GSoC 2020 Ideas
For project maintainers
This is a list of ideas for students who are considering to apply to Google Summer of Code 2020 for Haskell.org. You can contribute ideas by sending a pull request to our github repository. If you just want to discuss a possible idea, please contact us.
For students
Please be aware that:
- This is not an all-inclusive list, so you can apply for projects not in this list and we will try our best to match you with a mentor.
- You can apply for as many ideas as you want (but only one can be accepted).
- Some general tips on writing a proposal are discussed here.
Table of Contents
- Documentation generator for the Dhall configuration language
- Faster factorization algorithms
- Build-integration and Badges for Hackage
- Finish the package candidate workflow for Hackage
- Lua interface to the http-client library
- Property-based testing stateful programs using QuickCheck
Documentation generator for the Dhall configuration languageđź”—
The Dhall configuration language is a programmable configuration language designed to balance ease of maintenance with general-purpose programming language features. The Dhall language has multiple independent implementations, each of which binds to a different host programming language, similar to how JSON or YAML can be read into multiple programming languages. However, a large number of supporting tools are built on top of the Haskell implementation, mainly because that was the first Dhall implementation.
One supporting tool of interest is a documentation generator. Up until now, Dhall packages have been mostly hosted on GitHub/GitLab and documentation consists of inline comments within source files, such as this one:
Many users have requested a more polished solution for generating documentation from these commented source files, analogous to Haskell’s haddock tool (a documentation generator for Haskell), which they can then host (as HTML) or include within their Dhall projects (as Markdown files checked into version control). There have even been some nascent attempts to implement this, such as:
To that end, the goal of this project is to implement a command line documentation generator whose input is a directory tree containing a Dhall package and whose output is documentation in either markdown or HTML form. The scope of this project does not include hosting documentation on behalf of users. In other words, this project will only build a Dhall analog of haddock and will not attempt to build a Dhall analog of Hackage.

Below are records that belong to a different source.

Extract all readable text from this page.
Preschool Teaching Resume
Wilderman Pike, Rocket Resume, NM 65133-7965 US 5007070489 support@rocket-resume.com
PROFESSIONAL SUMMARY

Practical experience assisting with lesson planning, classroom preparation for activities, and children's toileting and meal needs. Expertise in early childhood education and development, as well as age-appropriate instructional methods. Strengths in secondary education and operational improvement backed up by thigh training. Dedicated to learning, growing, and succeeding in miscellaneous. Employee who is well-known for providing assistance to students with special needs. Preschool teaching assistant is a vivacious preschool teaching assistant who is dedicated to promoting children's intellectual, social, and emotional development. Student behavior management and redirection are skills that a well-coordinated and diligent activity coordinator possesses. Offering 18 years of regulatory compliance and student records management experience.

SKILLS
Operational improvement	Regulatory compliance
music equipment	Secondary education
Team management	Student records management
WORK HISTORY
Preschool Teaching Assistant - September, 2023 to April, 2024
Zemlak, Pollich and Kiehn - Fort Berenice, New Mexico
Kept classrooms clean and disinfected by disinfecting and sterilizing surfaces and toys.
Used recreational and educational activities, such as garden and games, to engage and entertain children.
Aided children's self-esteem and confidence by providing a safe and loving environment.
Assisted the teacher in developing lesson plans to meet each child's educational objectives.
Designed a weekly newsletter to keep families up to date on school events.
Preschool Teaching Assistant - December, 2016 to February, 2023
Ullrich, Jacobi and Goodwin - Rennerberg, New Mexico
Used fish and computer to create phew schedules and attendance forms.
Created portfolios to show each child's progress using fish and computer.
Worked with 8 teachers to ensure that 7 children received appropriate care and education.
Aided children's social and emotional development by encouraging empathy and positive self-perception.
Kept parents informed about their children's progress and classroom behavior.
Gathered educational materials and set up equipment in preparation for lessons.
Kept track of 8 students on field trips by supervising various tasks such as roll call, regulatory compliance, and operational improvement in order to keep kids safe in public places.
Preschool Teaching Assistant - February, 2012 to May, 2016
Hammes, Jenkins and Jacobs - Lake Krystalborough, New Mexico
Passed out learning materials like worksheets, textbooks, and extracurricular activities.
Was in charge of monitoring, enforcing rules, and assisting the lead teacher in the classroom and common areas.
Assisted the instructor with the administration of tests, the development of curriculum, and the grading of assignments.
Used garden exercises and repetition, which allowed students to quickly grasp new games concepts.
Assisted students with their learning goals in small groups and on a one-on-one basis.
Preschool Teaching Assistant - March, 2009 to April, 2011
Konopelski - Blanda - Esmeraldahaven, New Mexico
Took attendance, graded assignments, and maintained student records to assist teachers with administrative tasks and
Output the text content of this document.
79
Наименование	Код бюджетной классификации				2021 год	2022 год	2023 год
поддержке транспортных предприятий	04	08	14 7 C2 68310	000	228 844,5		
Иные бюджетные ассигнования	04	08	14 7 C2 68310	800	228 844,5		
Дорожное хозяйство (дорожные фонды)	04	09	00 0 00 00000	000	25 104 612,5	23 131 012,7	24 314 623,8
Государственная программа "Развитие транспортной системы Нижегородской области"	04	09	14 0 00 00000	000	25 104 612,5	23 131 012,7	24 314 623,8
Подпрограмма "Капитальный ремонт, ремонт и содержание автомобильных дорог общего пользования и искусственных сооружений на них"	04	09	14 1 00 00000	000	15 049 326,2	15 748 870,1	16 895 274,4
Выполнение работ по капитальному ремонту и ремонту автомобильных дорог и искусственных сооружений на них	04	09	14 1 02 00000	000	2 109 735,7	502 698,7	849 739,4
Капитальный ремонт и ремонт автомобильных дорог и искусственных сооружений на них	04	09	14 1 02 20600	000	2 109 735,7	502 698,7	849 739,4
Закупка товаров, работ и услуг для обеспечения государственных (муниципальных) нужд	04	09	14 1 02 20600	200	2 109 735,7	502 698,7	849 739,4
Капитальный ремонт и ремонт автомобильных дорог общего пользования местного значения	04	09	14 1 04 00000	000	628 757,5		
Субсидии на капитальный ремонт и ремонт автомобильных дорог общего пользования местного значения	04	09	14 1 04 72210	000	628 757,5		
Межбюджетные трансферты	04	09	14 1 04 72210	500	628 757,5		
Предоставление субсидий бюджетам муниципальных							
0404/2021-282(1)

This project should be appropriate for an beginning Haskell programmer with web development experience. The amount of Haskell code required to write the first draft of the project should be small and there will be many opportunities within the project to exercise web development skills to improve the visual appeal, user experience, and ease of comprehension of the generated documentation.
The project scope can also be extended depending on how things progress by adding features common to other documentation generators, such as:
- Rendering tests (which are natively supported by the language)
- Browsing the original source code
- Type on hover (within the rendered source code)
- Jump to definition (within the rendered source code)
Potential Mentors: Gabriel Gonzalez
Difficulty: Beginner
Faster factorization algorithmsđź”—
There is a growing (and coming-of-age) ecosystem of Haskell packages for cryptography, witnessed by increasing number of blockchain and zero knowledge protocols. This project aims to fill one of remaining gaps: state-of-the-art algorithms for integer factorization.
The most advanced existing Haskell implementations still use integer factorization over elliptic curves (example). But there is a modern family of vastly superior and faster methods of factorization: number field sieves. The goal is to implement them as a separate Haskell library or as a part of arithmoi package.
To reach the goal the candidate could implement the quadratic sieve, achieving decent performance characteristics. If there is still time left, we will proceed with the general number field sieve.
The candidate should have a basic knowledge of linear algebra and number theory and be willing to learn more. This project may be a good fit for students with a strong mathematical background, but little practice in Haskell, because it is self-contained and involves neither scary types nor arcane interfaces.
Mentors: Andrew Lelechenko, Sergey Vinokurov.
Difficulty: Intermediate.
Build-integration and Badges for Hackageđź”—
The hackage docbuilder currently only gives a pass/fail with generated documentation or failure logs. Ideally we should be able to infer and present a lot more interesting data about packages to encourage package maintainers. Existence of test-suites and the extent of their coverage, success of builds with different versions, existence of benchmark suites, even extent of documentation can all be recognized with badges or shields.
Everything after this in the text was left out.